Seperti kita ketahui, Sin Liong kini tinggal di rumah Na-piauwsu, yaitu Na Ceng Han yang gagah perkasa dan ramah sekali itu. Pada waktu itu, tanpa terasa lagi, Sin Liong sudah hampir satu tahun tinggal di dalam rumah keluarga Na. Setiap hari dia berlatih ilmu silat dari Na Ceng Han, bersama-sama dengan Na Tiong Pek dan Bhe Bi Cu. Dia bersahabat akrab sekali dengan dua orang yang disebut sumoi dan suheng itu. Usia Sin Liong kini telah empat belas tahun, sebaya dengan Tiong Pek, sedangkan Bi Cu telah berusia dua belas tahun.

Bi Cu memang manis sekali. Biarpun usianya baru dua belas tahun, namun jelas nampak sudah bahwa dia merupakan seorang dara yang amat manis. Dan Sin Liong dapat melihat betapa Tiong Pek selalu bersikap manis kepada Bi Cu, agak berlebih malah, membuktikan bahwa pemuda tanggung itu agaknya amat suka dan mencinta sumoi mereka! Bahkan kadang-kadang nampak Tiong Pek bermanis-manis muka, membujuk rayu, sehingga kalau melihat hal ini, Sin Liong cepat menjauhkan diri karena dia merasa malu sendiri.

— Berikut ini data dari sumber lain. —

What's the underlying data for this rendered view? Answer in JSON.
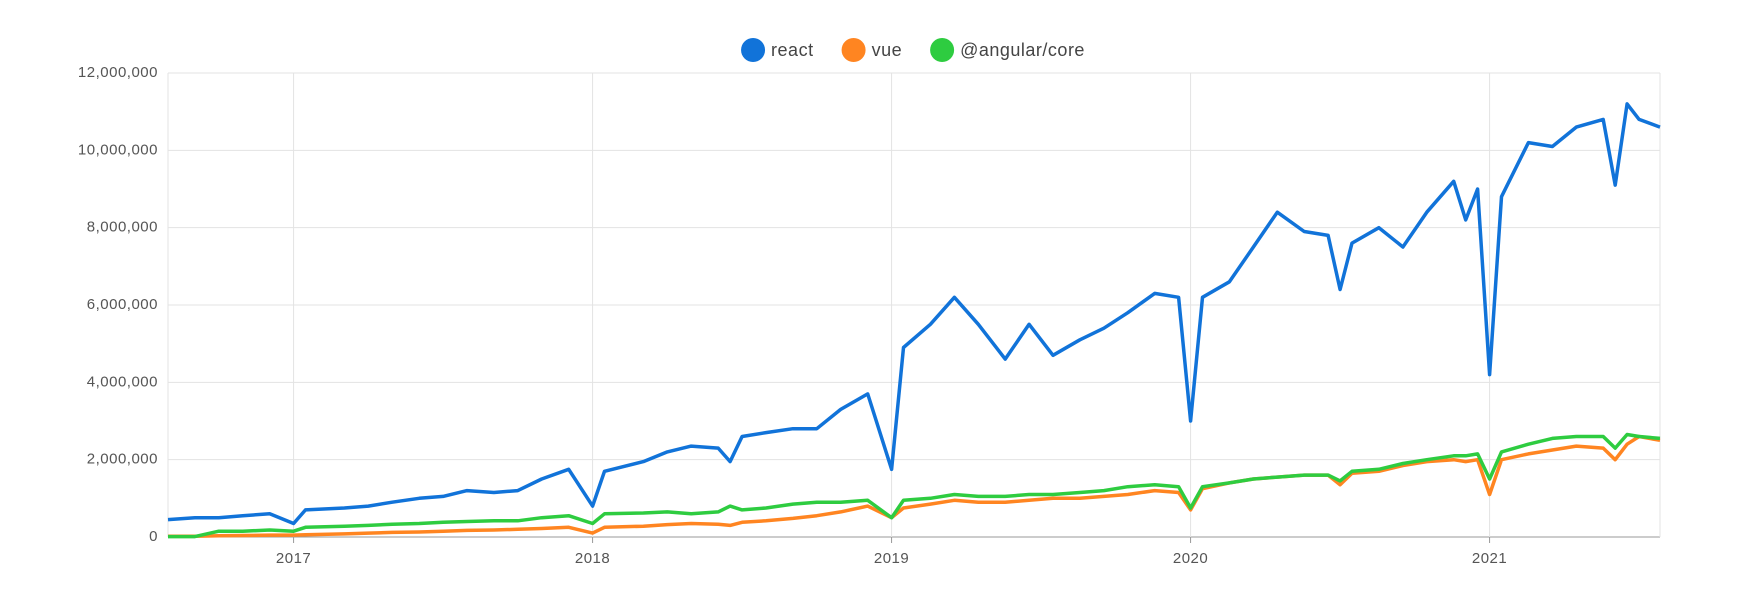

Diakuinya bahwa Tiong Pek amat ramah dan baik, akan tetapi dia melihat bahwa sikap Tiong Pek terhadap Bi Cu agaknya terlalu mendesak dan selalu mencoba untuk mengambil hati anak perempuan itu. Dan dia melihat betapa Bi Cu selalu bersikap hormat dan manis kepada Tiong Pek, bahkan demikianlah sikap Bi Cu kepada seisi rumah keluarga Na. Hal ini dimengerti oleh Sin Liong karena tentu dara kecil itu merasa betapa dia adalah seorang yang menumpang hidup di dalam rumah keluarga Na!

Diam-diam Sin Liong merasa kasihan kepada anak perempuan ini karena merasa betapa mereka berdua mempunyai nasib yang hampir mirip. Memang benar bahwa dia tidak seperti Bi Cu, hanya ditinggal mati ibu dan masih mempunyai seorang ayah, akan tetapi dia tidak tahu dimana ayahnya berada dan selamanya belum pernah bertemu dengan ayahnya, sehingga dibandingkan dengan Bi Cu yang kematian ayahnya, agaknya tidaklah begitu banyak bedanya.

Pada suatu hari, Sin Liong yang sudah selesai melakukan pekerjaan sehari-hari di rumah itu, ingin sekali berlatih silat dan dia lalu mencari-cari dua orang suheng dan sumoinya itu. Rumah itu nampak kosong karena keluarga wanita sibuk di belakang, di dapur, sedangkan Na-piauwsu sedang pergi ke luar kota untuk mengawal sendiri barang kiriman yang penting. Maka rumah itu kelihatan sunyi.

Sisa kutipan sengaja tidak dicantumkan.